Sonuç bildirgesinin üçüncü maddesinde daha önceki zirvelerde de olduğu gibi Rusya’nın terörle mücadele kısmına koyulduğu görülüyor. Üçüncü maddede şu ifadelere yer verildi: “Rusya’nın Ukrayna’ya yönelik tam ölçekli işgali, Euro-Atlantik bölgesinde barışı ve istikrarı paramparça etti ve küresel güvenliği ciddi şekilde baltaladı. Rusya, Müttefiklerin güvenliğine yönelik en önemli ve doğrudan tehdit olmaya devam ediyor. Terörizm, her türlü biçimi ve tezahürüyle, vatandaşlarımızın güvenliğine ve uluslararası barış ve refaha yönelik en doğrudan asimetrik tehdittir. Karşı karşıya olduğumuz tehditler küresel ve birbiriyle bağlantılıdır.”

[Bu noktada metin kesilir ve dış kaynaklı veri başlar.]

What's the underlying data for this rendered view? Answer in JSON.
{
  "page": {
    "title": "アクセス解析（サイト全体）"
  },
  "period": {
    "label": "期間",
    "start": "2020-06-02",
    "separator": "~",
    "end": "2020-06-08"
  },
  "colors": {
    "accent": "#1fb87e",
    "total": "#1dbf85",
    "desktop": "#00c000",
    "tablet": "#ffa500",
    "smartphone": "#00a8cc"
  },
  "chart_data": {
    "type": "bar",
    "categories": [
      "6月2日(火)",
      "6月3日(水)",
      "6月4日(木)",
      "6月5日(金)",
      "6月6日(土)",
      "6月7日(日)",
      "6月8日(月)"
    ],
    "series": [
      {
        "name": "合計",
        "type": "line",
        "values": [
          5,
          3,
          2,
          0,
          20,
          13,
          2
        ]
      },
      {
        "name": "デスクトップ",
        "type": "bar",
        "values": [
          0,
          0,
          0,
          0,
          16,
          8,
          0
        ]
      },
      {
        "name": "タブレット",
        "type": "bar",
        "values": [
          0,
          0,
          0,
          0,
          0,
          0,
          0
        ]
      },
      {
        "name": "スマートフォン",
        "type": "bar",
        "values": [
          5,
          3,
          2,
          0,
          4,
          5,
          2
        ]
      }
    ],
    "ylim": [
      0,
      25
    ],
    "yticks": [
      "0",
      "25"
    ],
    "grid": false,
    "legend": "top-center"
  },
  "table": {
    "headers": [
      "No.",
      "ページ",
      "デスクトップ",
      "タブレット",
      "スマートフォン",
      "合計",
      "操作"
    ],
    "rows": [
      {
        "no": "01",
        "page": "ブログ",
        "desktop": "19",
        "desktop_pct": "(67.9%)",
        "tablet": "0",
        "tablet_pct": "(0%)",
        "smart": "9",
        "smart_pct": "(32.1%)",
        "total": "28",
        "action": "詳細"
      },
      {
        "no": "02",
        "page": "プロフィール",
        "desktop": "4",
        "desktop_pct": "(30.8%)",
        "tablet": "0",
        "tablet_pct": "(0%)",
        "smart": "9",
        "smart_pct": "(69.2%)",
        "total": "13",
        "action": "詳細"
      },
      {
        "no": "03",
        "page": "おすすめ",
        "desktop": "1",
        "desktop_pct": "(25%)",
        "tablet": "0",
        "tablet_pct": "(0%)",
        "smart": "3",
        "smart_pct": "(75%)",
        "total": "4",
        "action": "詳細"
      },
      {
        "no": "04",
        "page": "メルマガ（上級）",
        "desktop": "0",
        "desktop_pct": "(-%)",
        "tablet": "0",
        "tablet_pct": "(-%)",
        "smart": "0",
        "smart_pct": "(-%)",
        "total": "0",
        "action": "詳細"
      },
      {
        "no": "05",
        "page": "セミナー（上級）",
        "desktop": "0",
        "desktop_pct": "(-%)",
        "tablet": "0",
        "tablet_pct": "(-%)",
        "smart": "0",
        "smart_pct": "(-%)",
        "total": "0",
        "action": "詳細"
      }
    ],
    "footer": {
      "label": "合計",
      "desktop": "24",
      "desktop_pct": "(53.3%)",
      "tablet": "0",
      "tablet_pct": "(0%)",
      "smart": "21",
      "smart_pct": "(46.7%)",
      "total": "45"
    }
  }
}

Ukrayna savaşının başlamasıyla birlikte Kiev yönetimi Rusya’nın yaptığı saldırılarla ilgili “terör eylemi” ifadesini kullanıyordu. Bu iddia Ukrayna ile sınırlı değil. Polonya ve Litvanya’dan da bu tip tanımlamalar yapılıyor. Polonya Dışişleri Bakanı Radoslaw Sikorski ve Litvanya Dışişleri Bakanı Gabrielius Landsbergis’in Washington’daki NATO zirvesinde Rusya’nın NATO üyesi ülkelere terör saldırıları yaptığını iddia etti. Yani NATO’nun “terörle mücadelesi” “Rusya ile mücadele” olarak işaret ediliyor.

ASYA-PASİFİK HAMLELERİ

NATO’nun farklı cephelerde yoğunluğunu artırma girişimlerinin başında Asya-Pasifik geliyor. Rusya Devlet Başkanı Vladimir Putin’in Çin, Kore Demokratik Halk Cumhuriyeti (KDHC) ve Vietnam ziyaretleri. Hindistan lideri Narendra Modi’nin Moskova ziyaretleri kısa dönem içerisinde ardı ardına geldi. Asya’daki bu diplomasi trafiği ve müttefiklik bağralırını güçlendirme hamleleri NATO’yu rahatsız etti. Bu kapsamda özellikle Çin ve KDHC’ye karşı NATO, Asya-Pasifik’te etkisini artırmaya çalışıyor.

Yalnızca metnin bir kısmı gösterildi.